Biometrics passports go into production

The first biometric passports were issued in the UK this week, as a debate on their role in the national identity card scheme continued in Parliament.

The new passports will be rolled out gradually over the next few months and by August all renewals will be replaced by new-style documents, which include an electronic chip holding a facial biometric.

The passport renewal process is key to the lastest defeat of the government’s ID card plan.

The legislation enabling the scheme has already been amended and has been passed once by the House of Lords and twice by the Commons.

But in the Lords this week, peers insisted, by a vote of 227 to 166, that the government’s plan to issue ID cards with all passport renewals from 2008 be scrapped because it violates the voluntary nature of the scheme.
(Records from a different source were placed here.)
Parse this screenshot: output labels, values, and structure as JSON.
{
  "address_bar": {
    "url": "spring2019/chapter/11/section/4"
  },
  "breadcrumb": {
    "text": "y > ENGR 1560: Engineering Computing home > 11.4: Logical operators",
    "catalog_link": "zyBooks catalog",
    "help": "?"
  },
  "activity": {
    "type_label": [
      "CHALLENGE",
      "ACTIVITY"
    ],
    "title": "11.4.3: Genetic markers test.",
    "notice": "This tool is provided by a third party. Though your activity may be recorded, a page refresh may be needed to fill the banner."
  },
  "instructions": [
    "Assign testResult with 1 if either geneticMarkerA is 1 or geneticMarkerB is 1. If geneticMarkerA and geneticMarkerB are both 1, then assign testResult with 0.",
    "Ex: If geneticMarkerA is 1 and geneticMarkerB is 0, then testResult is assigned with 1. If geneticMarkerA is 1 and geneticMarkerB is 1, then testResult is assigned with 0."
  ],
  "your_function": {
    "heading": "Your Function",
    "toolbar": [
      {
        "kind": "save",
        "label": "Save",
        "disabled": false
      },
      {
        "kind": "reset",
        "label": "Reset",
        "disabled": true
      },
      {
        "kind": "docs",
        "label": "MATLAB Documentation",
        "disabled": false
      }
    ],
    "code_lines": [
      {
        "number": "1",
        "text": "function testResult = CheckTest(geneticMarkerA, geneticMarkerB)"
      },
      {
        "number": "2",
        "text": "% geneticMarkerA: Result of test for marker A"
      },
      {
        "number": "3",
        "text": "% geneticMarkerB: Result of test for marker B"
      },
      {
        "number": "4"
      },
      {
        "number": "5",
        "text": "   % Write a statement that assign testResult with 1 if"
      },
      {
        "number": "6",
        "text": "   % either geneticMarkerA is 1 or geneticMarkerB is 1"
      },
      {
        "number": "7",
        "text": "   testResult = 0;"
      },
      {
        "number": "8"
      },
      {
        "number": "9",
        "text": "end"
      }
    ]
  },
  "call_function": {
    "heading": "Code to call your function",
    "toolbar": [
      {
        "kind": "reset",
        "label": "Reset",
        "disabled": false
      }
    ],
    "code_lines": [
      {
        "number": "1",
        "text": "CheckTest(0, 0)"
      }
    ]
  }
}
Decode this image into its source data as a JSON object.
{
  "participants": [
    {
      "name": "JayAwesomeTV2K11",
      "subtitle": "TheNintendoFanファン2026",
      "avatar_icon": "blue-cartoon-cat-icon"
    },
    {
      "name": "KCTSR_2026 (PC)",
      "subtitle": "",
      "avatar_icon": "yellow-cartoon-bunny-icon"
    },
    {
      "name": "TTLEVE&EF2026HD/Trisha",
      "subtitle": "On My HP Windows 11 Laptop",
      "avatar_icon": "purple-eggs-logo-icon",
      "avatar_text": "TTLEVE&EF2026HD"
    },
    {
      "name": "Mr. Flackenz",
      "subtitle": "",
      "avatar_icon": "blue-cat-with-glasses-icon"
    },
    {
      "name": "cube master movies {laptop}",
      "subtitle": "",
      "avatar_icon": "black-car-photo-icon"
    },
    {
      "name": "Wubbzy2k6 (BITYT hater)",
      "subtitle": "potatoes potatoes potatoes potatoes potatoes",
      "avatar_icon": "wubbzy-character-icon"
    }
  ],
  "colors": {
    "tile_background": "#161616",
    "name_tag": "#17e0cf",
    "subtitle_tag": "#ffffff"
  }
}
In the last Commons vote on the bill in February, MPs approved the government’s measure on automatic registration on the central identity register for all passport renewals.

But speaking in a Lords debate on Monday, Conservative Baroness Anelay of St John’s described the measure as ‘compulsion by stealth’.

Home Secretary Charles Clarke has vowed to fight to keep the plan as it is when it returns to the House of Commons.

The facial biometrics technology used in the passport scheme maps key features such as the distances between eyes, nose, mouth and ears. This is then digitally coded and stored on a chip.

More than 40 countries across the world are introducing biometric passports to comply with International Civil Aviation Organisation standards and the US visa-waiver scheme.

The new scheme will also cut fraud, says the government.